Emir tripli bir tavırla arkasını döndü ve işine devam etti. Çocuk gibi tavrına güldüm. Ayağa kalkıp yanına gittim.

"Emir?"

Ses vermedi.

"Kocacığım?"

Biraz hızlıca bana döndü.

"Kocacığım mı?"

Kafa salladım.

"Küstün mü bana? Özür dilerim. Bende yalnız kalmak isterim ama onlarında zorlanmasını istemiyorum. Hele ki baban bu durumdan hiç hoşlanmıyor zaten birde bizim yüzümüzden evinden uzakta bizden daha da rahatsız olmasın."

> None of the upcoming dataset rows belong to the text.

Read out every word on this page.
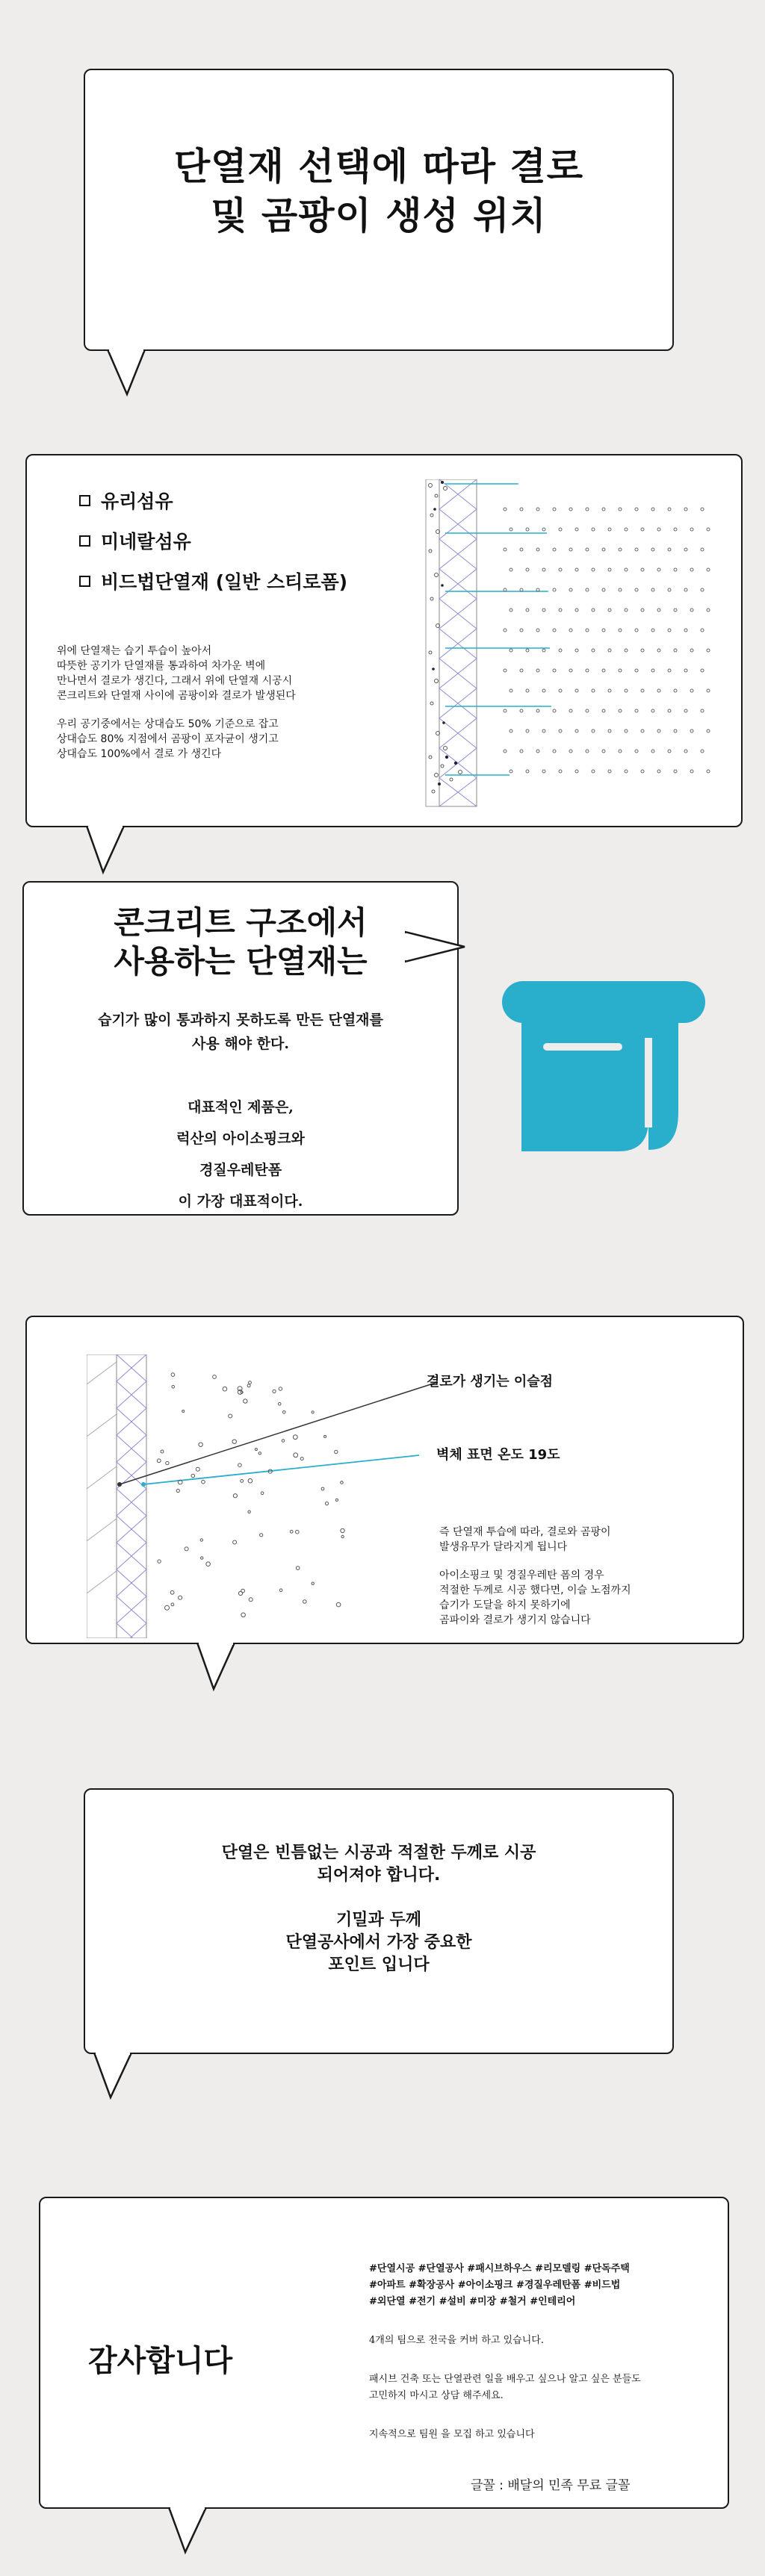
단열재 선택에 따라 결로
및 곰팡이 생성 위치
유리섬유
미네랄섬유
비드법단열재 (일반 스티로폼)

위에 단열재는 습기 투습이 높아서
따뜻한 공기가 단열재를 통과하여 차가운 벽에
만나면서 결로가 생긴다, 그래서 위에 단열재 시공시
콘크리트와 단열재 사이에 곰팡이와 결로가 발생된다

우리 공기중에서는 상대습도 50% 기준으로 잡고
상대습도 80% 지점에서 곰팡이 포자균이 생기고
상대습도 100%에서 결로 가 생긴다

콘크리트 구조에서
사용하는 단열재는
습기가 많이 통과하지 못하도록 만든 단열재를
사용 해야 한다.
대표적인 제품은,
럭산의 아이소핑크와
경질우레탄폼
이 가장 대표적이다.
결로가 생기는 이슬점
벽체 표면 온도 19도

즉 단열재 투습에 따라, 결로와 곰팡이
발생유무가 달라지게 됩니다

아이소핑크 및 경질우레탄 폼의 경우
적절한 두께로 시공 했다면, 이슬 노점까지
습기가 도달을 하지 못하기에
곰파이와 결로가 생기지 않습니다

단열은 빈틈없는 시공과 적절한 두께로 시공
되어져야 합니다.
기밀과 두께
단열공사에서 가장 중요한
포인트 입니다
감사합니다
#단열시공 #단열공사 #패시브하우스 #리모델링 #단독주택
#아파트 #확장공사 #아이소핑크 #경질우레탄폼 #비드법
#외단열 #전기 #설비 #미장 #철거 #인테리어

4개의 팀으로 전국을 커버 하고 있습니다.

패시브 건축 또는 단열관련 일을 배우고 싶으나 알고 싶은 분들도
고민하지 마시고 상담 해주세요.

지속적으로 팀원 을 모집 하고 있습니다

글꼴 : 배달의 민족 무료 글꼴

Eğilip dudaklarımı öptü sertçe.

"Şu tatlı dilin yok mu senin!? Küsmek istesem de küsemem zaten. Ama benimde fikrimi sorsaydın keşke."

"Tamam kocacığımmm, bir daha böyle bir şey olursa sorarım."

Eğilip çenemi ısırdı.

"Sakın acıdı deme! Tatlılık yapıyorsun, kanım kaynıyor. Bunu hak ettin."

Dudak büzüp kafa salladım. Bugün ayrı bir nazlıydım sanki.